3. Met betrekking tot aanvragen als bedoeld in het eerste en tweede lid geldt dat het college:
a. binnen zes maanden na de datum van de aanvraag op de aanvraag beslist
b. in spoedeisende gevallen een voorlopig besluit neemt, dat tussen de betrokken aanbieders geldt tot het definitieve besluit.
4. Het college neemt geen besluit op een aanvraag als bedoeld in het eerste lid indien betrokken aanbieders voor het tijdstip van het nemen van het besluit overeenkomstig artikel 6.2, eerste lid, het afschrift van een tussen hen totstandgekomen overeenkomst bij het college hebben gedeponeerd, welke voldoet aan het bepaalde bij of krachtens deze wet, dan wel, indien er sprake is van een buitenlandse aanbieder, deze voor het tijdstip van de uitspraak te kennen geeft af te zien van interconnectie.”
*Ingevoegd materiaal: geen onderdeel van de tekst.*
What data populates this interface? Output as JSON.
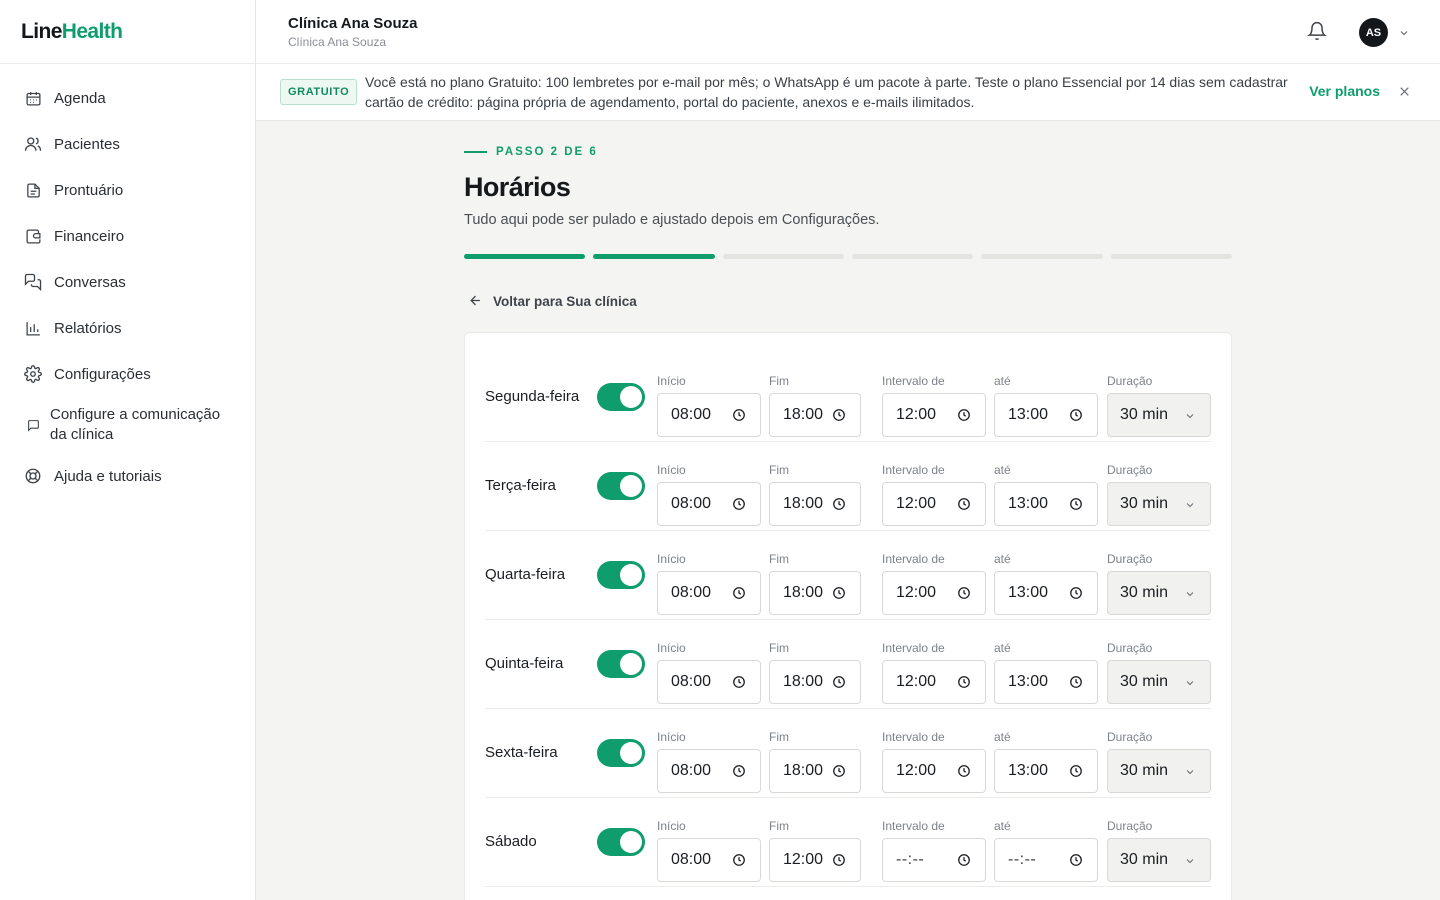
{
  "brand": {
    "part1": "Line",
    "part2": "Health",
    "accent": "#0f9d6d"
  },
  "sidebar": {
    "items": [
      {
        "label": "Agenda",
        "icon": "calendar-icon"
      },
      {
        "label": "Pacientes",
        "icon": "users-icon"
      },
      {
        "label": "Prontuário",
        "icon": "file-text-icon"
      },
      {
        "label": "Financeiro",
        "icon": "wallet-icon"
      },
      {
        "label": "Conversas",
        "icon": "chat-bubbles-icon"
      },
      {
        "label": "Relatórios",
        "icon": "bar-chart-icon"
      },
      {
        "label": "Configurações",
        "icon": "gear-icon"
      },
      {
        "label": "Configure a comunicação da clínica",
        "icon": "message-square-icon"
      },
      {
        "label": "Ajuda e tutoriais",
        "icon": "lifebuoy-icon"
      }
    ]
  },
  "header": {
    "clinic_name": "Clínica Ana Souza",
    "clinic_sub": "Clínica Ana Souza",
    "avatar_initials": "AS"
  },
  "banner": {
    "badge": "GRATUITO",
    "text": "Você está no plano Gratuito: 100 lembretes por e-mail por mês; o WhatsApp é um pacote à parte. Teste o plano Essencial por 14 dias sem cadastrar cartão de crédito: página própria de agendamento, portal do paciente, anexos e e-mails ilimitados.",
    "link": "Ver planos"
  },
  "wizard": {
    "step_label": "PASSO 2 DE 6",
    "title": "Horários",
    "subtitle": "Tudo aqui pode ser pulado e ajustado depois em Configurações.",
    "steps_total": 6,
    "steps_done": 2,
    "back_label": "Voltar para Sua clínica"
  },
  "schedule": {
    "labels": {
      "start": "Início",
      "end": "Fim",
      "break_from": "Intervalo de",
      "break_to": "até",
      "duration": "Duração"
    },
    "days": [
      {
        "name": "Segunda-feira",
        "enabled": true,
        "start": "08:00",
        "end": "18:00",
        "break_from": "12:00",
        "break_to": "13:00",
        "duration": "30 min"
      },
      {
        "name": "Terça-feira",
        "enabled": true,
        "start": "08:00",
        "end": "18:00",
        "break_from": "12:00",
        "break_to": "13:00",
        "duration": "30 min"
      },
      {
        "name": "Quarta-feira",
        "enabled": true,
        "start": "08:00",
        "end": "18:00",
        "break_from": "12:00",
        "break_to": "13:00",
        "duration": "30 min"
      },
      {
        "name": "Quinta-feira",
        "enabled": true,
        "start": "08:00",
        "end": "18:00",
        "break_from": "12:00",
        "break_to": "13:00",
        "duration": "30 min"
      },
      {
        "name": "Sexta-feira",
        "enabled": true,
        "start": "08:00",
        "end": "18:00",
        "break_from": "12:00",
        "break_to": "13:00",
        "duration": "30 min"
      },
      {
        "name": "Sábado",
        "enabled": true,
        "start": "08:00",
        "end": "12:00",
        "break_from": "--:--",
        "break_to": "--:--",
        "duration": "30 min"
      }
    ]
  }
}
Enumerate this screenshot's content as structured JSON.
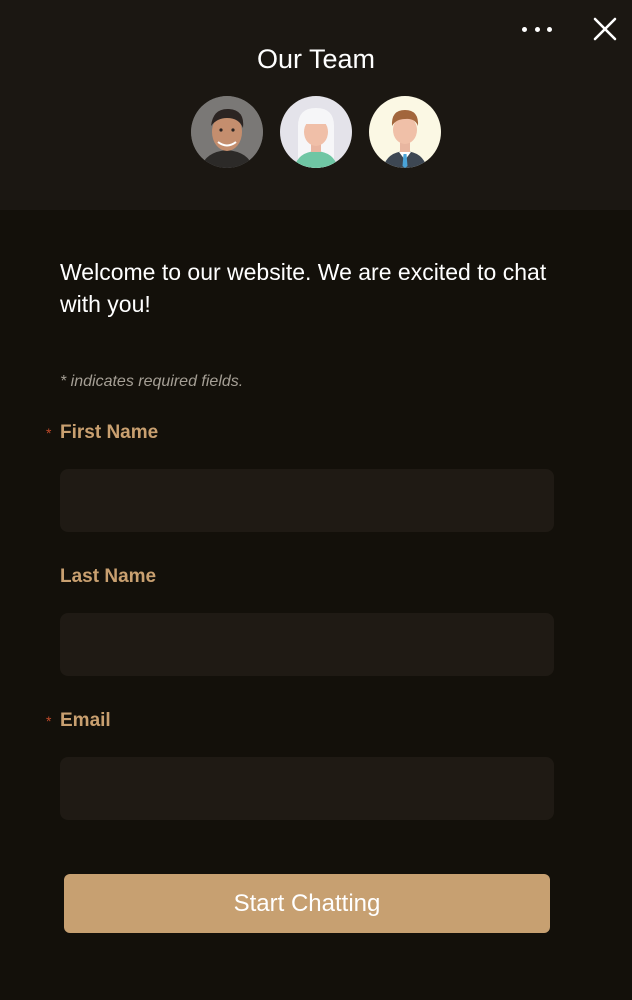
{
  "header": {
    "title": "Our Team",
    "more_icon": "more-horizontal-icon",
    "close_icon": "close-icon",
    "avatars": [
      "team-member-photo",
      "team-member-female",
      "team-member-male"
    ]
  },
  "welcome": {
    "message": "Welcome to our website. We are excited to chat with you!"
  },
  "form": {
    "required_note": "* indicates required fields.",
    "fields": [
      {
        "label": "First Name",
        "required": true,
        "value": ""
      },
      {
        "label": "Last Name",
        "required": false,
        "value": ""
      },
      {
        "label": "Email",
        "required": true,
        "value": ""
      }
    ],
    "submit_label": "Start Chatting"
  },
  "colors": {
    "background": "#13100a",
    "header_background": "#1b1712",
    "input_background": "#1f1a14",
    "accent": "#c7a071",
    "label": "#c9a070",
    "required_star": "#c04a2a"
  }
}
Verweerder heeft op 28 maart 2002 vastgesteld “Beleidsregels inzake regulering van mobiele terminating tarieven” (hierna: de beleidsregels). In deze beleidsregels heeft verweerder het beleid geformuleerd op basis waarvan hij het maximaal redelijke MTA tarief heeft bepaald aan de hand waarvan hij de redelijkheid van de door een mobiele aanbieder gehanteerde MTA tarieven zal beoordelen.
Onderdeel 18 van de beleidsregels luidt als volgt:
“Wat een maximaal redelijk MTA tarief is, wordt bepaald aan de hand van de omstandigheden samenhangend met de mobiele terminating dienstverlening en met inachtneming van de doelstelling van de Tw, in het bijzonder de bevordering van de bestendige mededinging op de telecommunicatiemarkt en de bescherming van de belangen van eindgebruikers. Voorst is het college bij de bepaling van maximaal redelijke MTA tarieven gebonden aan het kader van de Mededingingswet.”
Blijkens onderdeel 19 van de beleidsregels acht verweerder de volgende omstandigheden doorslaggevend:
“i) de aard van de dienst “call termination”,
ii) de feitelijke hoogte van de op dit moment geldende MTA tarieven,
iii) de specifieke oorzaken onderliggend aan de hoogte van de op dit moment geldende MTA tarieven, en
iv) de specifieke negatieve effecten van de hoogte van de op dit moment geldende MTA tarieven.”
Onderdeel 31, tweede volzin, van de beleidsregels luidt:
“Het college relateert daarom op dit moment de onderhavige invulling van het redelijkheidsbegrip aan de hoogte van de MTA tarieven zoals gehanteerd door de in dit verband best presterende mobiele aanbieders in Europa, die geen verplichting tot kostenoriëntatie hebben.”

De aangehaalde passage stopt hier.